Joy started laughing. "It's a cake," she said between giggles. She straightened up and gave Hazel a thankful nod when her friend helped her out of her coat. "Aunt Anya gave it to me to bring. She said that since they couldn't come this year, she wanted to send something along." She chuckled again. "I think she's been watching too many holiday cooking shows and kind of got her religions mixed up."
She ceremoniously handed to cake to Cordelia. "Here you are."
Cordy looked down in amazement at Anya's interpretation of a traditional Christmas cake. It had the usual marzipan and white icing covering, but things deviated radically from there. It was decorated with a large Star of David in raised blue icing and sitting in the middle like a Buddha surrounded by well, by a Star of David actually was a large Santa Claus doll that was dripping loose tinsel all over the cake.
For once, even Cordelia was at a loss for words.
Seeing the look on her face, Joy laughed some more. "She was so proud of it I didn't have the heart to tell her she'd gotten things a little mixed up." She shrugged. "Besides, it wouldn't be an Aunt Anya Christmas without her getting _something_ wrong."
"She's been human for nearly forty years," Buffy pointed out mildly. "You'd think she might have managed to get it worked out by now."
Tara chuckled. "I don't think she ever will completely. Forty, even fifty or sixty years, is never quite going to compare with being a demon for a millennium."
"And she wouldn't be Anya if she understood everything," Giles added, remembering some of her more memorable mistakes.
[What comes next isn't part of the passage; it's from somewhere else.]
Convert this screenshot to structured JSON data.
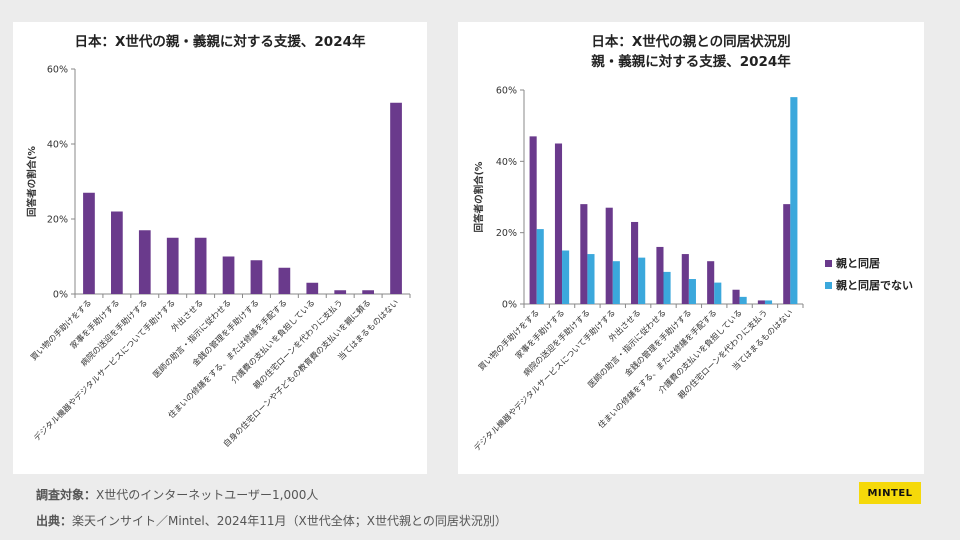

"At least she doesn't still talk about sex at the drop of a hat," Willow said in Anya's defence.
"No," Hazel agreed. "It takes at least two hats to fall now."
"Sometimes she even makes it to three," Joy agreed.
"Pretty cake," Miri said suddenly. She gave the grownups a puzzled look. "Pretty hats? There are no hats."
A swift flurry of embarrassed adult glances ensued. Willow quickly pulled the knitted cap off her hair and put it on Miri's head instead, pulling the brim down over the child's eyes.
"Only this one," she said firmly. "And now you've got it."
Miri pushed the wool back up so she could see and grinned. "Can I keep it, Aunty Willow?"
"No, you can not," Giles said firmly, before Willow could offer to give it away.
"But you can wear it for a while," Tara suggested instead.
"How long?" Miri demanded immediately.
"Ah…" Tara floundered and looked around for help.
"Until your Aunty Dawn gets here," Giles decided.
Willow looked over at him, the hat momentarily forgotten. "Dawn's not here yet? It's going to be dark out any moment."
"Nope, Dawn's not here yet," Buffy answered. "Trust my little sister to be late."